My data looks like this:
我的数据如下所示:
CHROM Mutant_SNP_2
3RD T
4RD C
5RD
6RD G
7RD A
8RD
I have a CSV dataframe. I want a count from column "Mutant_SNP_2" of how many rows have an entry and therefore don't want a count of any blanks " ". I am separating it out by column "CHROM". I am getting the right output in terms of layout using this code in dplyr
: count(combined, Mutant_SNP_2, wt = CHROM, sort = FALSE)
however it is only counting the blank rows rather than those with a value. Any idea much appreciated. The output I get:
我有一个CSV数据帧。我想从列“Mutant_SNP_2”中计算有多少行有一个条目,因此不希望计算任何空白“”。我将其列为“CHROM”列。我在dplyr中使用此代码得到了正确的布局输出:count(合并,Mutant_SNP_2,wt = CHROM,sort = FALSE)但是它只计算空白行而不是具有值的行。任何想法都非常感激。我得到的输出:
Mutant_SNP_2 CHROM.x n
(fctr) (fctr) (int)
1 gi|339957448|gb|AENI01001139.1| 23
2 gi|339957449|gb|AENI01001138.1| 9
3 gi|339957451|gb|AENI01001136.1| 97
4 gi|339957452|gb|AENI01001135.1| 116
5 gi|339957453|gb|AENI01001134.1| 175
6 gi|339957454|gb|AENI01001133.1| 2
7 gi|339957455|gb|AENI01001132.1| 78
8 gi|339957456|gb|AENI01001131.1| 51
9 gi|339957457|gb|AENI01001130.1| 2
10 gi|339957458|gb|AENI01001129.1| 52
.. ... ... ...
4 个解决方案
#1
3
You can try with function table
, the line with TRUE
will give you the number of not blank value, by CHROM
value) :
您可以尝试使用功能表,使用TRUE的行将为您提供非空白值的数量,按CHROM值):
table(df$Mutant_SNP_2!="", df$CHROM)
You can get the result directly with table(df$Mutant_SNP_2!="", df$CHROM)[2, ]

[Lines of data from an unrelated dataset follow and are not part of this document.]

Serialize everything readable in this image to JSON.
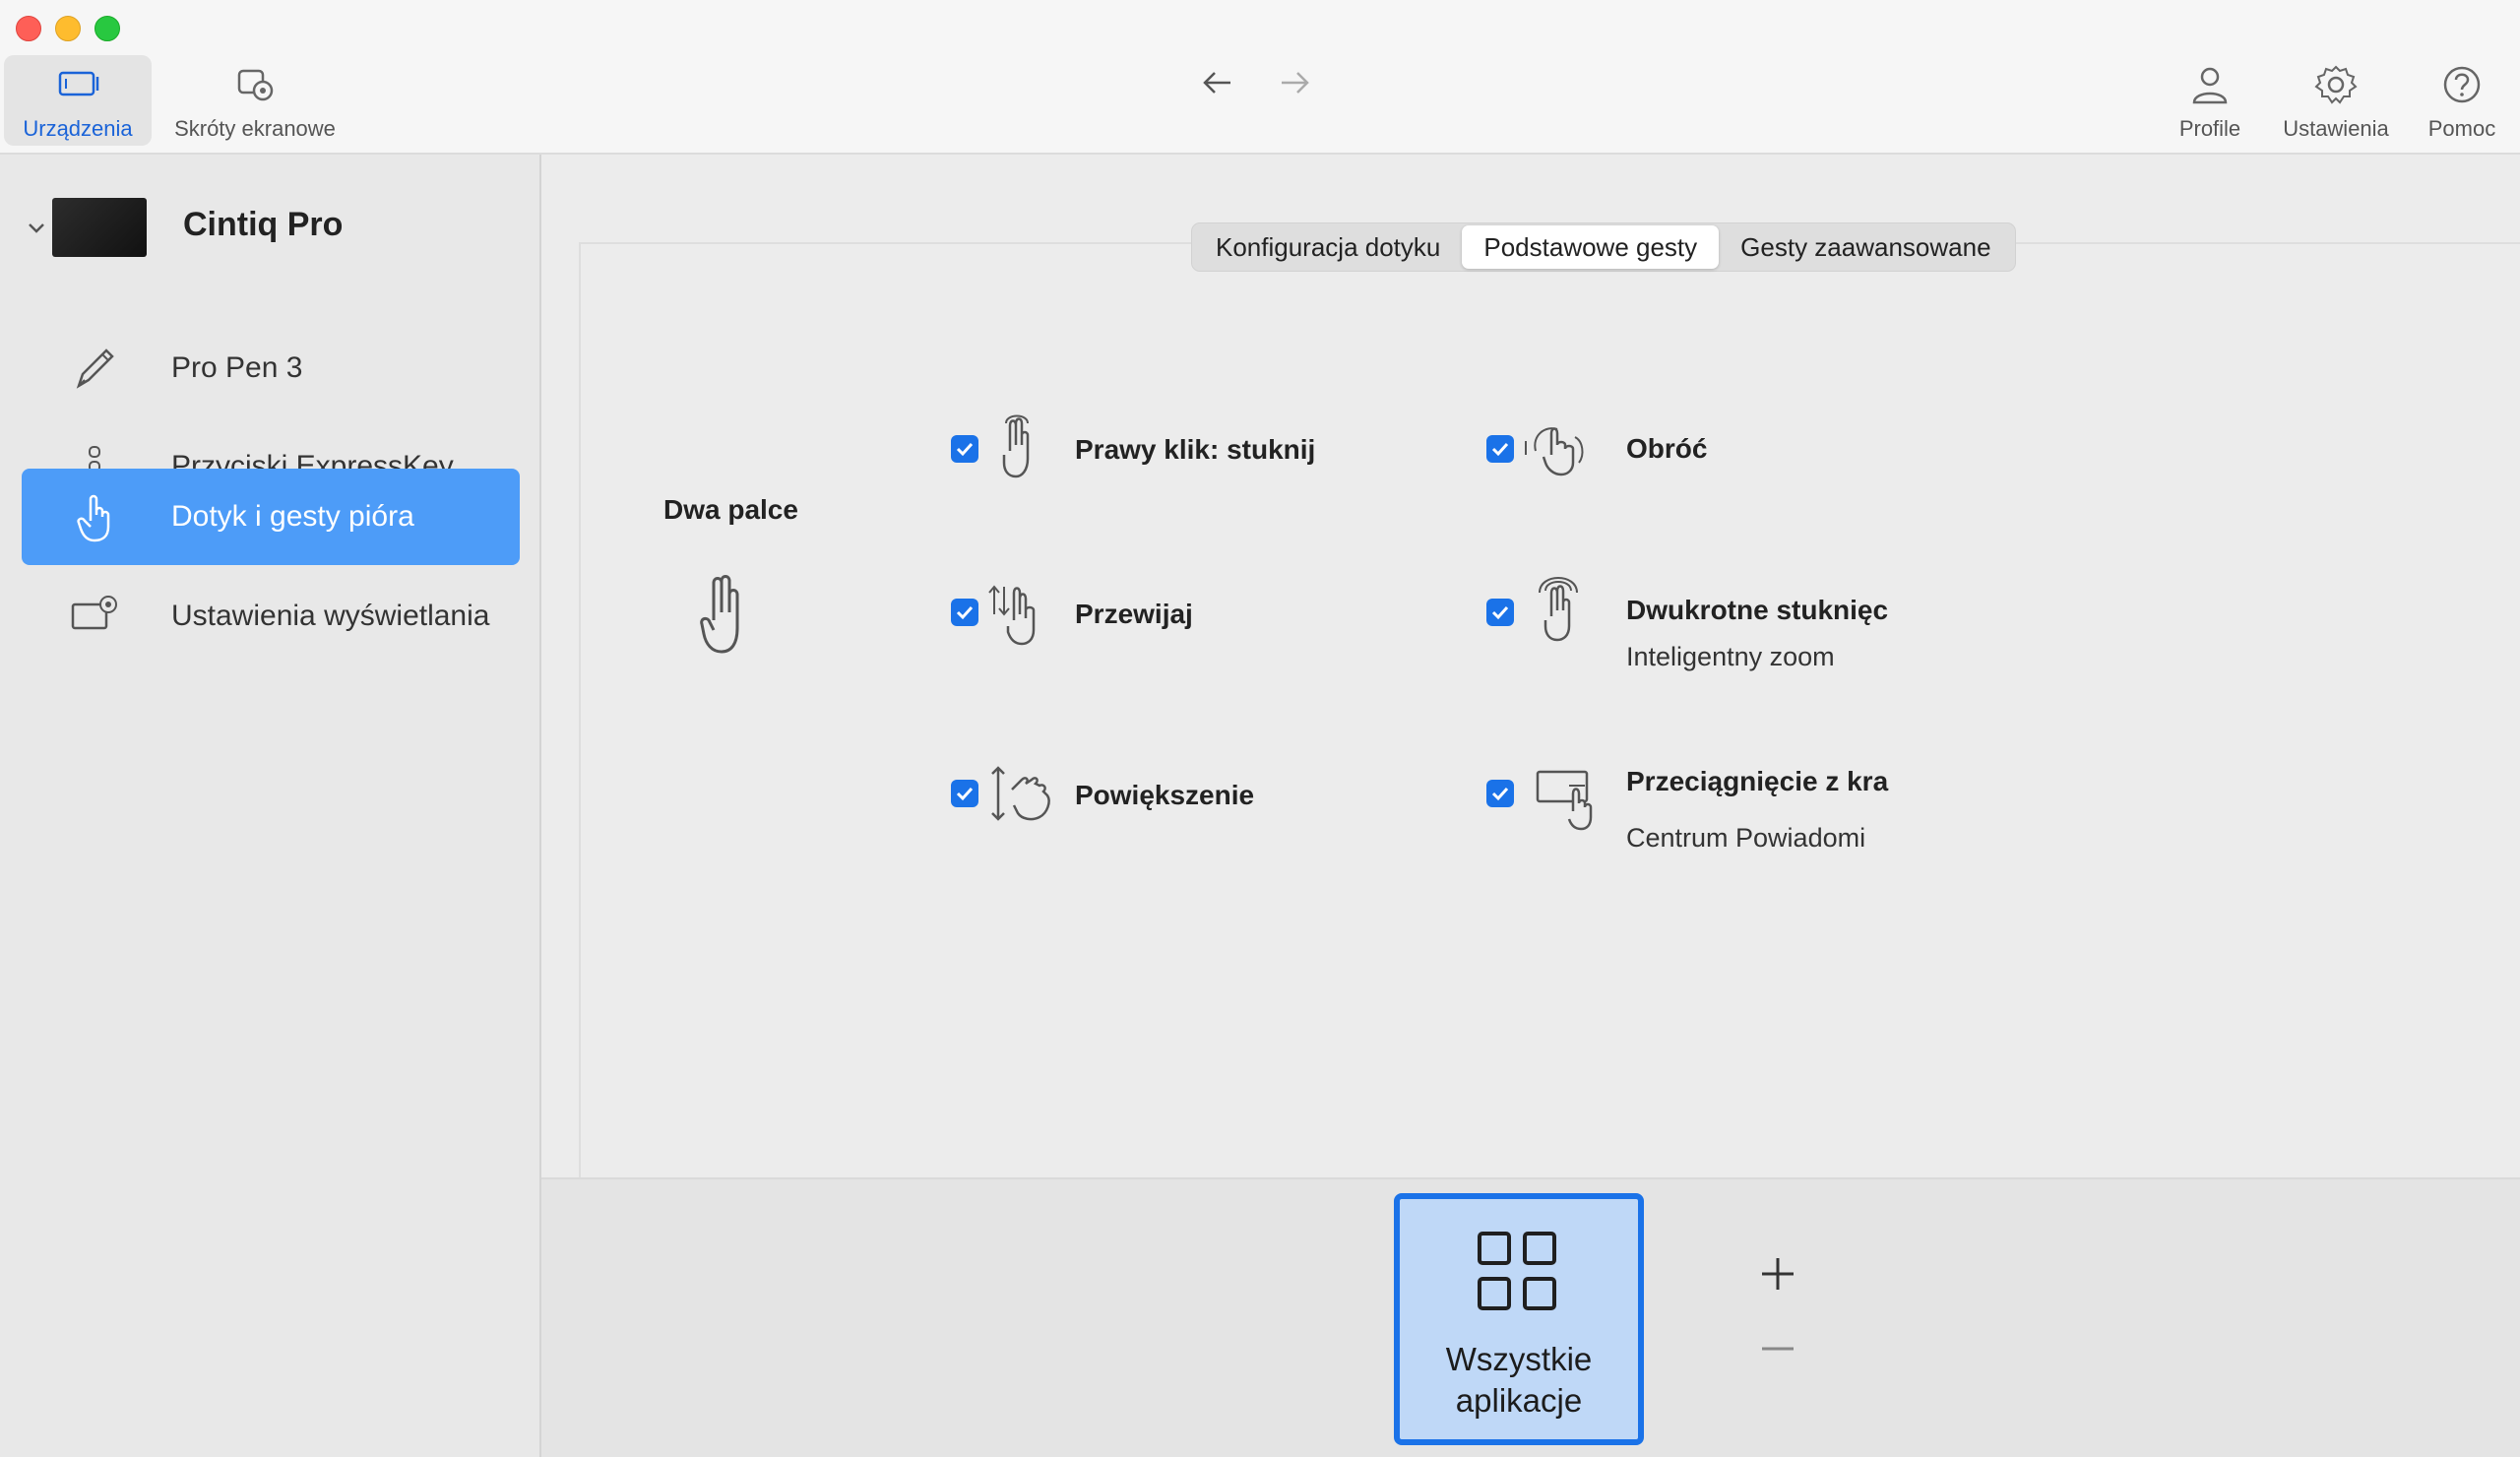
{
  "toolbar": {
    "devices_label": "Urządzenia",
    "shortcuts_label": "Skróty ekranowe",
    "profile_label": "Profile",
    "settings_label": "Ustawienia",
    "help_label": "Pomoc",
    "accent_color": "#1a63d8"
  },
  "sidebar": {
    "device_name": "Cintiq Pro",
    "items": [
      {
        "label": "Pro Pen 3",
        "icon": "pen-icon"
      },
      {
        "label": "Przyciski ExpressKey",
        "icon": "expresskey-icon"
      },
      {
        "label": "Dotyk i gesty pióra",
        "icon": "hand-touch-icon",
        "active": true
      },
      {
        "label": "Ustawienia wyświetlania",
        "icon": "display-settings-icon"
      }
    ],
    "active_color": "#4d9cf8"
  },
  "tabs": [
    {
      "label": "Konfiguracja dotyku"
    },
    {
      "label": "Podstawowe gesty",
      "active": true
    },
    {
      "label": "Gesty zaawansowane"
    }
  ],
  "gesture_group": {
    "label": "Dwa palce",
    "gestures": [
      {
        "title": "Prawy klik: stuknij",
        "checked": true,
        "icon": "two-finger-tap-icon"
      },
      {
        "title": "Obróć",
        "checked": true,
        "icon": "rotate-gesture-icon"
      },
      {
        "title": "Przewijaj",
        "checked": true,
        "icon": "scroll-gesture-icon"
      },
      {
        "title": "Dwukrotne stuknięc",
        "subtitle": "Inteligentny zoom",
        "checked": true,
        "icon": "double-tap-icon"
      },
      {
        "title": "Powiększenie",
        "checked": true,
        "icon": "pinch-zoom-icon"
      },
      {
        "title": "Przeciągnięcie z kra",
        "subtitle": "Centrum Powiadomi",
        "checked": true,
        "icon": "edge-swipe-icon"
      }
    ]
  },
  "apps": {
    "tile_line1": "Wszystkie",
    "tile_line2": "aplikacje",
    "add_symbol": "+",
    "remove_symbol": "—"
  }
}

您可以直接用表格获得结果(df $ Mutant_SNP_2!=“”,df $ CHROM)[2,]
Example:
例:
set.seed(123)
df <- data.frame(CHROM=sample(letters[1:3], 10, replace=TRUE), Mutant_SNP_2=sample(c("", "not blank"), 10, replace=TRUE), stringsAsFactors=FALSE)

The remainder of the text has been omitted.